Opera by Bohuslav Martinů

Alexandre bis (Alexander Twice; in Czech: Dvakrát Alexandr) is a surrealist comic opera in one act by Bohuslav Martinů, (H. 255), composed in 1937 to an original libretto written in French by André Wurmser.

== History ==
The opera was intended by Martinů, who was then living in Paris, for performance at the Paris World Exhibition of 1937. However, various delays (including the intervening World War II) prevented its performance during the composer's lifetime.

The opera's first performance was given at the Nationaltheater Mannheim on 18 February 1964, when it was conducted by Georg Calder. Shortly afterwards it was given its first performance in Martinů's native Czechoslovakia by the Janáček Theatre in Brno. It was first performed in America in October 2014 by Gotham Chamber Opera at the John Jay College of Criminal Justice in Manhattan.

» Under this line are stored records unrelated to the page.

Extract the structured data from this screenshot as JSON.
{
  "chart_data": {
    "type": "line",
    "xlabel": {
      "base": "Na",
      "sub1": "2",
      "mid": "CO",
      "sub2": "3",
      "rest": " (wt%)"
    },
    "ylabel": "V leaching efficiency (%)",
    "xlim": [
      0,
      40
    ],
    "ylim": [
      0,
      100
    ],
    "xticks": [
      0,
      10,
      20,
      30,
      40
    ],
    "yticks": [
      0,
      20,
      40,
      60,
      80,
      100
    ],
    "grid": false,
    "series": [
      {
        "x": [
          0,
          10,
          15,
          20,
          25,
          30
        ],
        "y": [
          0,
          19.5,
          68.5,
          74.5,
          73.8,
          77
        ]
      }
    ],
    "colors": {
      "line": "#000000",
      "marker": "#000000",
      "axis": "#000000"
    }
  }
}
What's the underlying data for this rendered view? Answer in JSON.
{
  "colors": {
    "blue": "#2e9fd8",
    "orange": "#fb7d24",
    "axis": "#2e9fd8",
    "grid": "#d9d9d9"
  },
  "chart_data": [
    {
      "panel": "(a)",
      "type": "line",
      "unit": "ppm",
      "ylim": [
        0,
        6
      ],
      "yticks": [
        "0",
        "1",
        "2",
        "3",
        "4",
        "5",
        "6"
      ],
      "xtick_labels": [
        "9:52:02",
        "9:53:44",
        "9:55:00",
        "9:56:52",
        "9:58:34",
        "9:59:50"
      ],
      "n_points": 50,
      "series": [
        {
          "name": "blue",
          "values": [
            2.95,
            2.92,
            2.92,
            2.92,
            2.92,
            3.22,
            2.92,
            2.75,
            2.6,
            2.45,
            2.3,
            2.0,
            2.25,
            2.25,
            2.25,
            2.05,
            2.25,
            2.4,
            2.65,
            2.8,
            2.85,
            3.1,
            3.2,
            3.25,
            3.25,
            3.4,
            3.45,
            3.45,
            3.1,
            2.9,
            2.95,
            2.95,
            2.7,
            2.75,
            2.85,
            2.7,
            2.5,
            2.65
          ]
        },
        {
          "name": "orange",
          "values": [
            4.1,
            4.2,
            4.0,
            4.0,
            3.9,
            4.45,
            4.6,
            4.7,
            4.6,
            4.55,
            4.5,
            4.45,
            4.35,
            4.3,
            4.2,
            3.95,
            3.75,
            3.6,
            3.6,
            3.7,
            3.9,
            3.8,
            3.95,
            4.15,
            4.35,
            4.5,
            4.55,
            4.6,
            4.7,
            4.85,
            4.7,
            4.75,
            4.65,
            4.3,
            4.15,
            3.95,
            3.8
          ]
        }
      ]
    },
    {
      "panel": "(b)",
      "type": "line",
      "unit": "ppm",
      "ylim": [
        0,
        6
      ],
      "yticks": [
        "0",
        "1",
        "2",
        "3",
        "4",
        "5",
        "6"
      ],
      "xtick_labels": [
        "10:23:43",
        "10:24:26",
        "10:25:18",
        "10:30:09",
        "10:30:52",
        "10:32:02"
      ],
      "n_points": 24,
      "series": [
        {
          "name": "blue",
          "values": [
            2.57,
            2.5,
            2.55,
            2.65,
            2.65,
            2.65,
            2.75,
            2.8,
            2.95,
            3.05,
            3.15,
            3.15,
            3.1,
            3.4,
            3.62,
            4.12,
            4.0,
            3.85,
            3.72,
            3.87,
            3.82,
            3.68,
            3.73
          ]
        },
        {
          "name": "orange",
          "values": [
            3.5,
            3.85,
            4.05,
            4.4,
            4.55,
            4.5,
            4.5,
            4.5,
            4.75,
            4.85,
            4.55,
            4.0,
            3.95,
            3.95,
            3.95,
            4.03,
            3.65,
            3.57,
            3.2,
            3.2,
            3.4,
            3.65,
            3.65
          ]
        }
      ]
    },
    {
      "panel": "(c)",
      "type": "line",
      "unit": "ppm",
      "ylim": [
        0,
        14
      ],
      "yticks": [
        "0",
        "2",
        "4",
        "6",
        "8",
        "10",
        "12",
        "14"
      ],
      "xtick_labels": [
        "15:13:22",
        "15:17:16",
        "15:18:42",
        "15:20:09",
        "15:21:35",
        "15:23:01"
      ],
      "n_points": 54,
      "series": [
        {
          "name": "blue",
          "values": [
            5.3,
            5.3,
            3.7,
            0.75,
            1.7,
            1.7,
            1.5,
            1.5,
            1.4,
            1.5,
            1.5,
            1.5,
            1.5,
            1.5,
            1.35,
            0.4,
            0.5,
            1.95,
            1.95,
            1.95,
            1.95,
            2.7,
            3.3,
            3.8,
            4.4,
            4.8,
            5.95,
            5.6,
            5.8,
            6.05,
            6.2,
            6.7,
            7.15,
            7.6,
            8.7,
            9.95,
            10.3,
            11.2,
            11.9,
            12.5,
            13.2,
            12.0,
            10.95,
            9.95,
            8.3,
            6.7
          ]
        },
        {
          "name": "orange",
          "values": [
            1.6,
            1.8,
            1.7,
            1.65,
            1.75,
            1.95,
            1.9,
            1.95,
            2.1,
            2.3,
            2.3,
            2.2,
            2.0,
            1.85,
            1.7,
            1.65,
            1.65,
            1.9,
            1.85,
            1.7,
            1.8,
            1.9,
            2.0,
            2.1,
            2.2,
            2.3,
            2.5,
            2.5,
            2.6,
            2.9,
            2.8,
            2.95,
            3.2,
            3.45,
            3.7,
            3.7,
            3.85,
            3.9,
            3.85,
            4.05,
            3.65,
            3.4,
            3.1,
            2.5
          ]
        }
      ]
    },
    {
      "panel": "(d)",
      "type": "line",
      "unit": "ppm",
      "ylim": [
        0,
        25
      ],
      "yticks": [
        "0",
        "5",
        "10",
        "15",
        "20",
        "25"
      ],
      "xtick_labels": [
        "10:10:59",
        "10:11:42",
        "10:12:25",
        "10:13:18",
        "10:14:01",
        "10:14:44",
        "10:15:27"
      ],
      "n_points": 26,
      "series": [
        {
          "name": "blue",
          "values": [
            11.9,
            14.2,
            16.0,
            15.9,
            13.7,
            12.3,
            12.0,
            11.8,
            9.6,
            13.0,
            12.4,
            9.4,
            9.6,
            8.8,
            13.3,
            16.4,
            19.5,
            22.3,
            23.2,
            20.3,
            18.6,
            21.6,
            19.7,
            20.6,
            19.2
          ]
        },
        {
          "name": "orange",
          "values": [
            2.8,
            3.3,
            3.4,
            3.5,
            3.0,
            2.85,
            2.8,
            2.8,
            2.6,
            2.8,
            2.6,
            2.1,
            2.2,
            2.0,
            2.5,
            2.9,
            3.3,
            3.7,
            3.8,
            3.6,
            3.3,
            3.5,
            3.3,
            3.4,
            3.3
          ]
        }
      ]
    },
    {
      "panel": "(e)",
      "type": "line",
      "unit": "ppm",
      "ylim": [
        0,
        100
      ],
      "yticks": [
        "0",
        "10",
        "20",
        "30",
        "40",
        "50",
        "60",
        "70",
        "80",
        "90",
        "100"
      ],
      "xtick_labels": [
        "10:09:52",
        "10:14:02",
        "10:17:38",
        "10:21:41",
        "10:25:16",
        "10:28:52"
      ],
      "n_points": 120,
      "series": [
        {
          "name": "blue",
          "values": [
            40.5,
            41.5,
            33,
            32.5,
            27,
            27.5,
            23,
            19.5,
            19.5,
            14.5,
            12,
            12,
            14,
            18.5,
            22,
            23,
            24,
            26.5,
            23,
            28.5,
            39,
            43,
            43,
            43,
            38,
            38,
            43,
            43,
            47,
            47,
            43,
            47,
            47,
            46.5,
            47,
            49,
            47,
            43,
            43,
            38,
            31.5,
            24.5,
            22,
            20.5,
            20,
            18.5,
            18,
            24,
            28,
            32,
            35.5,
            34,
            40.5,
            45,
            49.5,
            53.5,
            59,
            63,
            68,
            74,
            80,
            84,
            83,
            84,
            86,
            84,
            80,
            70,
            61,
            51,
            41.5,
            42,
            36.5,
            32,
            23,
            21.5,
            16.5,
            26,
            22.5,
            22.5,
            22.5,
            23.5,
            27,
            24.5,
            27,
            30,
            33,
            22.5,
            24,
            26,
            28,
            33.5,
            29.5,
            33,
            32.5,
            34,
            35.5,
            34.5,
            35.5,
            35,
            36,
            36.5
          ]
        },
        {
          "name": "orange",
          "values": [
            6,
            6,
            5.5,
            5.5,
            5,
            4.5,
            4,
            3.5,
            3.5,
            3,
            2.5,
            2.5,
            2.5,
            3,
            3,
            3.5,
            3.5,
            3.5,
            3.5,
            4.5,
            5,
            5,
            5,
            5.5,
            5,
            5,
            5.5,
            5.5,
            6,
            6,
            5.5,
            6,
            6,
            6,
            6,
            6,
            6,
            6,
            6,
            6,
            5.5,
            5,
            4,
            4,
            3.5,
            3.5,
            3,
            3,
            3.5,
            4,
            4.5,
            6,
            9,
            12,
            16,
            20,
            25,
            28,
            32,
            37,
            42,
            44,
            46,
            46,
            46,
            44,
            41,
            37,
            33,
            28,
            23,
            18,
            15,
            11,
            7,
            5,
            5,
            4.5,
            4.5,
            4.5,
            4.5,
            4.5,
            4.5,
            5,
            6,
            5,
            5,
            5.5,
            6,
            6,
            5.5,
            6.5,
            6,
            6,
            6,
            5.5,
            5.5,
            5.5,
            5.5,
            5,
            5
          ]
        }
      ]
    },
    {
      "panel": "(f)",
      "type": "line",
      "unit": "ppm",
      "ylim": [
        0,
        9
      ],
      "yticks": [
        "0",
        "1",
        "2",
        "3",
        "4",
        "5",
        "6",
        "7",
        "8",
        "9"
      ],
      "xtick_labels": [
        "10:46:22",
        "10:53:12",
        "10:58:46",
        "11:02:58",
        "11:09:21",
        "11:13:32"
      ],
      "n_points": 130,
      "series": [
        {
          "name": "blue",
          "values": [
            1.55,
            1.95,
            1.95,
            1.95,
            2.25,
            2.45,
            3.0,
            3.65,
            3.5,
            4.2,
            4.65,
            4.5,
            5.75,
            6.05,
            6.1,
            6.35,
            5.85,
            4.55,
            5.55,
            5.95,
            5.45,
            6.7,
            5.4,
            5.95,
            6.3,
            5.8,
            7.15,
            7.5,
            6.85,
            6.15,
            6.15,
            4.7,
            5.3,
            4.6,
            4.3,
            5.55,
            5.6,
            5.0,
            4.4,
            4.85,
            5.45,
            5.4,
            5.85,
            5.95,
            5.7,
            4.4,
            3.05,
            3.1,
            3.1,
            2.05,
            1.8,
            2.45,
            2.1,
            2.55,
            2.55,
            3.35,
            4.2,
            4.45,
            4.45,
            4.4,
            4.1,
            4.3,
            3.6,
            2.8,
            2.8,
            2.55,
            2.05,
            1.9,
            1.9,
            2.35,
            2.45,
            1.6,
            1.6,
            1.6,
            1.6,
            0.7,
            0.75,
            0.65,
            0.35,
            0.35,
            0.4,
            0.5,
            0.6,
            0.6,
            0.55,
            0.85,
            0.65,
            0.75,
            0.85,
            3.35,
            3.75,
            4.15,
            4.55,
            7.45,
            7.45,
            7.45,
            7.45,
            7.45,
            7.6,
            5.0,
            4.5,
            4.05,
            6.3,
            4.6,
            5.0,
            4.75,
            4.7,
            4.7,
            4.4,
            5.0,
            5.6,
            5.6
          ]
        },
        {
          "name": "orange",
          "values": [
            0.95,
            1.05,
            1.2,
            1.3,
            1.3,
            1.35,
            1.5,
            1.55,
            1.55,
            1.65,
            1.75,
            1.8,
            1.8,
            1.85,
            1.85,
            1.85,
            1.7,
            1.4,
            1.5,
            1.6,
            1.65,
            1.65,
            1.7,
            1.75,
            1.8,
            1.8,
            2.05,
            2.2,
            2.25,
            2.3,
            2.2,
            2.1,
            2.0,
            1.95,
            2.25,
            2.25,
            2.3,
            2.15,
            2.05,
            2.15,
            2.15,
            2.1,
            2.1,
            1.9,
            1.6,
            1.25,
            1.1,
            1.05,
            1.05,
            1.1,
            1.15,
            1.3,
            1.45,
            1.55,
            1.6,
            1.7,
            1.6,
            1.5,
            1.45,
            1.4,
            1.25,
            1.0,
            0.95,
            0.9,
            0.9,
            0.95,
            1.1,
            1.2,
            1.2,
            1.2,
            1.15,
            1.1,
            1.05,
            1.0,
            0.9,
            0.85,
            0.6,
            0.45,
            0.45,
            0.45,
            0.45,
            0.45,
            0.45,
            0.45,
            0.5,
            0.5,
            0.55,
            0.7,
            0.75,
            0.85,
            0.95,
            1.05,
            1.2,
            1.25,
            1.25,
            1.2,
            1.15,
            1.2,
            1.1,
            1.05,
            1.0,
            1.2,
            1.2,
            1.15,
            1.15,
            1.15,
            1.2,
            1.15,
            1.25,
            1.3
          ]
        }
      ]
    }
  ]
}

The opera is subtitled "The Tragedy of a Man who Had His Beard Cut", and the surrealist libretto is set in Paris about 1900. Although Martinů had asked Wurmser for a libretto including a singing cat, he compromised on Wurmser's suggestion of a singing portrait, which acts as narrator to a tale of bourgeois infidelity.

==Roles==
- Armanda, soprano
- Alexandre, baritone
- Oskar, tenor
- Philomène, mezzo-soprano
- Portrait, bass

==Synopsis==
The opera takes place in a bourgeois salon in Paris around 1900. The maid Philomène is cleaning and complaining about her life. The husband Alexandre, bearded, asks Philomène to bring in a suitcase and secretly leaves, allegedly for the station, crossing his cousin of the same name from America. Alexander's portrait on the wall is outraged by the game of betrayal. Oscar, a man Armande had met on holiday, comes to visit her. He is dressed in sportswear and offers her a lesson in cycling. Armanda rejects his courtship, pointing out that she is polite and respectable. Oscar leaves.

The beardless Alexander-cousin arrives and explains that Alexander-husband has gone away. Armande falls in love with him at first sight and submits to him, which displeases the painting of Alexander and the maid Philomène. Armande then has dreams full of remorse. In the first dream, both Alexanders kill each other. In the second, the goddess of marriage, played by Philomène, condemns Armande and she is abducted by demons - bearded dancers. In the third, the suitor Oscar appears and dances with Armande on roller skates.

In the morning the maid Philomena cleans up in the salon and complains about her life. Alexandre-husband enters, without his beard, and says goodbye to Armande before leaving for the office. During the farewell, he discovers that his wife has also changed. After his departure Oscar enters. To his surprise, this time Armanda accepts his invitation for a cycling lesson. The portrait of the husband is left alone and expresses the moral – that it is best if a husband does not tempt his wife.

==Recordings==
- Supraphon, 1982 (1984 LP, 1994 CD 11 2140-2 611) with René Tuček, Richard Novák, Vladimír Krejčík, Daniela Šounová-Brouková, Anna Barová, Janáček Opera Orchestra of Brno, conductor: František Jílek (recording in Czech).